SSE is still being judged against the £33 billion investment plan it set out for the years to 2030. Capital expenditure, or capex — cash spent on building and upgrading assets — is central to the plan, with most of the money aimed at electricity networks and the rest at renewables and flexible generation.
In results published last month, the Perth-based group reported adjusted earnings per share of 153.5p, near the top end of guidance. Adjusted EPS strips out some volatile or one-off accounting items and divides profit by the number of shares. SSE also recommended a full-year dividend of 68.7p, up 7%, and kept targets of 168p to 193p for 2026/27 and 225p to 250p for 2029/30.
Chief Executive Martin Pibworth said SSE’s investment was “central to long-term value creation” and was aimed at giving the UK “more stable, predictable returns” through the energy transition. The company said its record £3.6 billion investment in 2025/26 added £9.7 billion to the UK economy and supported 83,360 jobs. SSE
The sector picture was mixed but not kind to power infrastructure names. National Grid fell 0.78%, Drax dropped 1.64%, while Centrica, which has more direct exposure to British Gas and energy supply, rose 0.24%.

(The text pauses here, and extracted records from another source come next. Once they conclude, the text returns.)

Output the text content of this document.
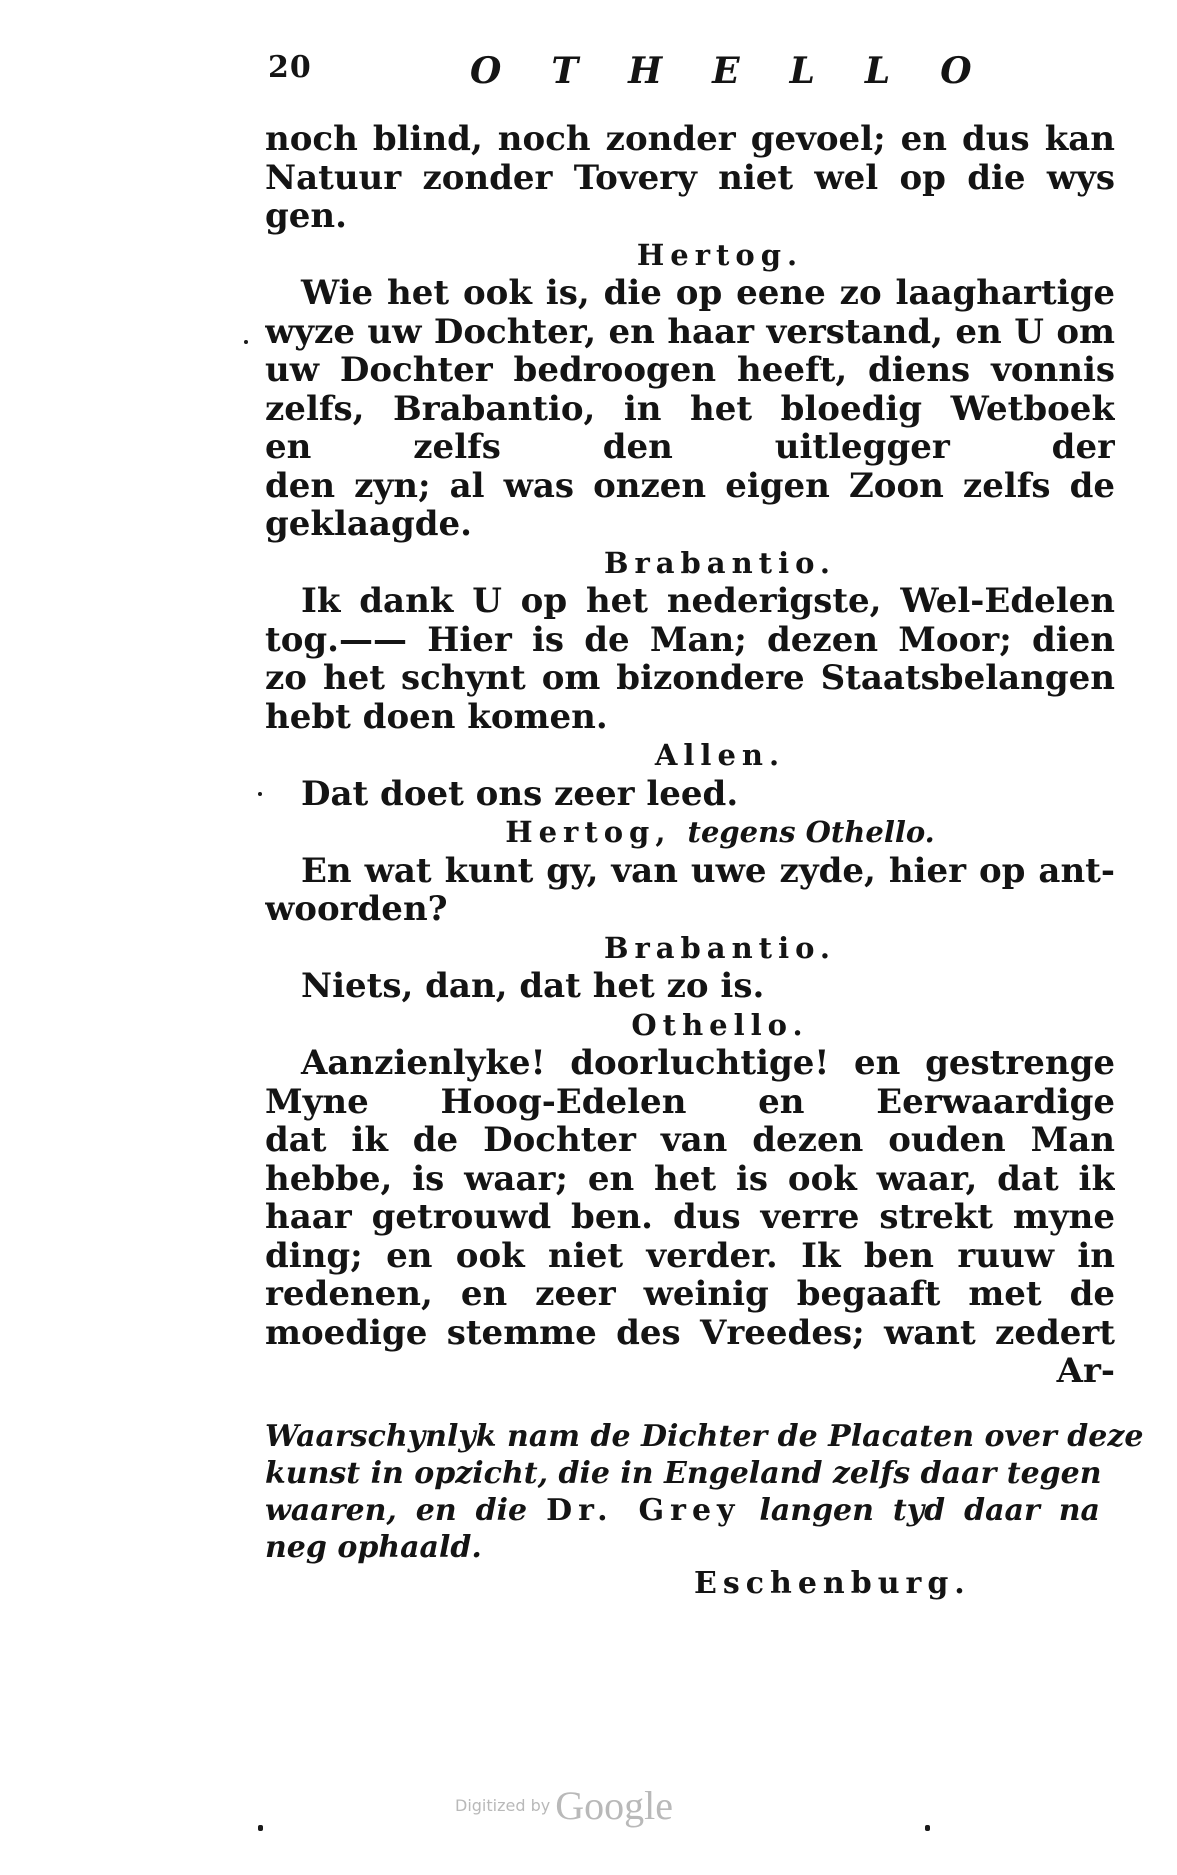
20	OTHELLO
noch blind, noch zonder gevoel; en dus kan
Natuur zonder Tovery niet wel op die wys
gen.
Hertog.
Wie het ook is, die op eene zo laaghartige
wyze uw Dochter, en haar verstand, en U om
uw Dochter bedroogen heeft, diens vonnis
zelfs, Brabantio, in het bloedig Wetboek
en zelfs den uitlegger der
den zyn; al was onzen eigen Zoon zelfs de
geklaagde.
Brabantio.
Ik dank U op het nederigste, Wel-Edelen
tog.—— Hier is de Man; dezen Moor; dien
zo het schynt om bizondere Staatsbelangen
hebt doen komen.
Allen.
Dat doet ons zeer leed.
Hertog, tegens Othello.
En wat kunt gy, van uwe zyde, hier op ant-
woorden?
Brabantio.
Niets, dan, dat het zo is.
Othello.
Aanzienlyke! doorluchtige! en gestrenge
Myne Hoog-Edelen en Eerwaardige
dat ik de Dochter van dezen ouden Man
hebbe, is waar; en het is ook waar, dat ik
haar getrouwd ben. dus verre strekt myne
ding; en ook niet verder. Ik ben ruuw in
redenen, en zeer weinig begaaft met de
moedige stemme des Vreedes; want zedert
Ar-
Waarschynlyk nam de Dichter de Placaten over deze
kunst in opzicht, die in Engeland zelfs daar tegen
waaren, en die Dr. Grey langen tyd daar na
neg ophaald.
Eschenburg.
Digitized by Google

Fresh corporate news was thin. SSE’s investor page listed a June 5 director/PDMR shareholding notice and a June 2 issue of hybrid capital securities, debt-like instruments that can carry some equity features. It also showed the annual report and sustainability report are due on June 12.

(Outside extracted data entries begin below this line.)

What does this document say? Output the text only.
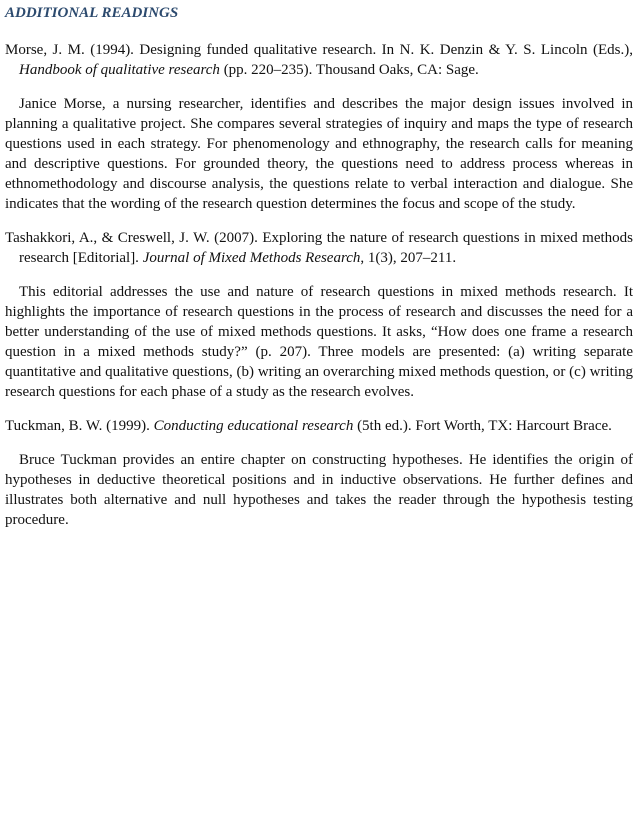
ADDITIONAL READINGS

Morse, J. M. (1994). Designing funded qualitative research. In N. K. Denzin & Y. S. Lincoln (Eds.), Handbook of qualitative research (pp. 220–235). Thousand Oaks, CA: Sage.

Janice Morse, a nursing researcher, identifies and describes the major design issues involved in planning a qualitative project. She compares several strategies of inquiry and maps the type of research questions used in each strategy. For phenomenology and ethnography, the research calls for meaning and descriptive questions. For grounded theory, the questions need to address process whereas in ethnomethodology and discourse analysis, the questions relate to verbal interaction and dialogue. She indicates that the wording of the research question determines the focus and scope of the study.

Tashakkori, A., & Creswell, J. W. (2007). Exploring the nature of research questions in mixed methods research [Editorial]. Journal of Mixed Methods Research, 1(3), 207–211.

This editorial addresses the use and nature of research questions in mixed methods research. It highlights the importance of research questions in the process of research and discusses the need for a better understanding of the use of mixed methods questions. It asks, “How does one frame a research question in a mixed methods study?” (p. 207). Three models are presented: (a) writing separate quantitative and qualitative questions, (b) writing an overarching mixed methods question, or (c) writing research questions for each phase of a study as the research evolves.

Tuckman, B. W. (1999). Conducting educational research (5th ed.). Fort Worth, TX: Harcourt Brace.

Bruce Tuckman provides an entire chapter on constructing hypotheses. He identifies the origin of hypotheses in deductive theoretical positions and in inductive observations. He further defines and illustrates both alternative and null hypotheses and takes the reader through the hypothesis testing procedure.
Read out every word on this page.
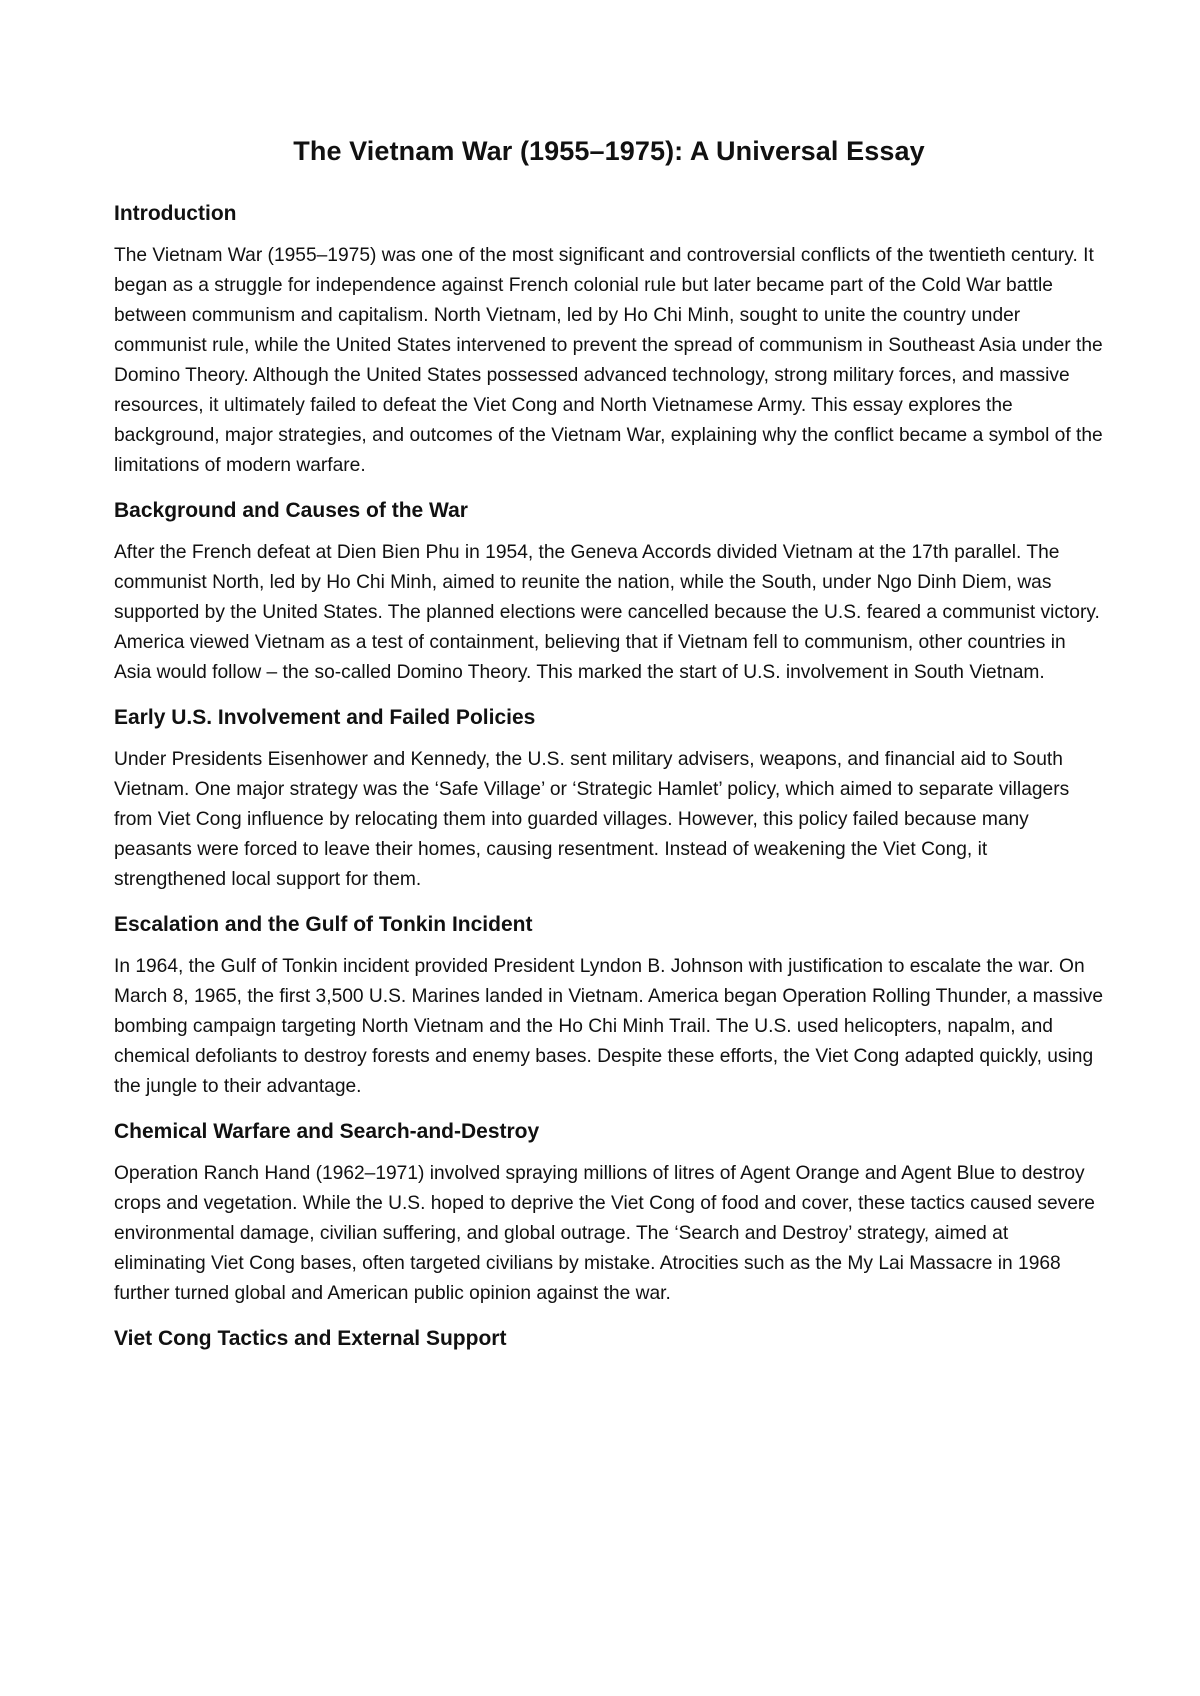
The Vietnam War (1955–1975): A Universal Essay
Introduction

The Vietnam War (1955–1975) was one of the most significant and controversial conflicts of the twentieth century. It began as a struggle for independence against French colonial rule but later became part of the Cold War battle between communism and capitalism. North Vietnam, led by Ho Chi Minh, sought to unite the country under communist rule, while the United States intervened to prevent the spread of communism in Southeast Asia under the Domino Theory. Although the United States possessed advanced technology, strong military forces, and massive resources, it ultimately failed to defeat the Viet Cong and North Vietnamese Army. This essay explores the background, major strategies, and outcomes of the Vietnam War, explaining why the conflict became a symbol of the limitations of modern warfare.

Background and Causes of the War

After the French defeat at Dien Bien Phu in 1954, the Geneva Accords divided Vietnam at the 17th parallel. The communist North, led by Ho Chi Minh, aimed to reunite the nation, while the South, under Ngo Dinh Diem, was supported by the United States. The planned elections were cancelled because the U.S. feared a communist victory. America viewed Vietnam as a test of containment, believing that if Vietnam fell to communism, other countries in Asia would follow – the so-called Domino Theory. This marked the start of U.S. involvement in South Vietnam.

Early U.S. Involvement and Failed Policies

Under Presidents Eisenhower and Kennedy, the U.S. sent military advisers, weapons, and financial aid to South Vietnam. One major strategy was the ‘Safe Village’ or ‘Strategic Hamlet’ policy, which aimed to separate villagers from Viet Cong influence by relocating them into guarded villages. However, this policy failed because many peasants were forced to leave their homes, causing resentment. Instead of weakening the Viet Cong, it strengthened local support for them.

Escalation and the Gulf of Tonkin Incident

In 1964, the Gulf of Tonkin incident provided President Lyndon B. Johnson with justification to escalate the war. On March 8, 1965, the first 3,500 U.S. Marines landed in Vietnam. America began Operation Rolling Thunder, a massive bombing campaign targeting North Vietnam and the Ho Chi Minh Trail. The U.S. used helicopters, napalm, and chemical defoliants to destroy forests and enemy bases. Despite these efforts, the Viet Cong adapted quickly, using the jungle to their advantage.

Chemical Warfare and Search-and-Destroy

Operation Ranch Hand (1962–1971) involved spraying millions of litres of Agent Orange and Agent Blue to destroy crops and vegetation. While the U.S. hoped to deprive the Viet Cong of food and cover, these tactics caused severe environmental damage, civilian suffering, and global outrage. The ‘Search and Destroy’ strategy, aimed at eliminating Viet Cong bases, often targeted civilians by mistake. Atrocities such as the My Lai Massacre in 1968 further turned global and American public opinion against the war.

Viet Cong Tactics and External Support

The funding question is not going away. AJ Bell, citing company results, said SSE expects capex for the current financial year to rise to more than £5 billion, while adjusted net debt stood at about £10.1 billion at the end of the last year.
But the risk case is simple. Returns from network investment arrive after the money has been spent, renewables output can miss expectations when weather is poor, and bigger construction programmes leave less room for error. Aarin Chiekrie, equity analyst at Hargreaves Lansdown, wrote that investment spending “looks set to ramp up” but warned: “Any missteps will likely see the valuation punished.” Hargreaves Lansdown
SSE’s defence is its mix. Reuters company data describes the group as an energy infrastructure business spanning transmission and distribution networks, wind, hydro, solar, batteries, thermal generation, gas storage and business energy supply. That spread can smooth earnings, though it does not remove exposure to regulation, build costs or power prices.
The shares traded between 2,378.99p and 2,422p on Monday, with Google Finance showing a 52-week range of 1,597p to 2,767.5p. That leaves SSE well above last year’s low, but off April’s peak, as the market tests whether the grid buildout can keep supporting earnings and dividends.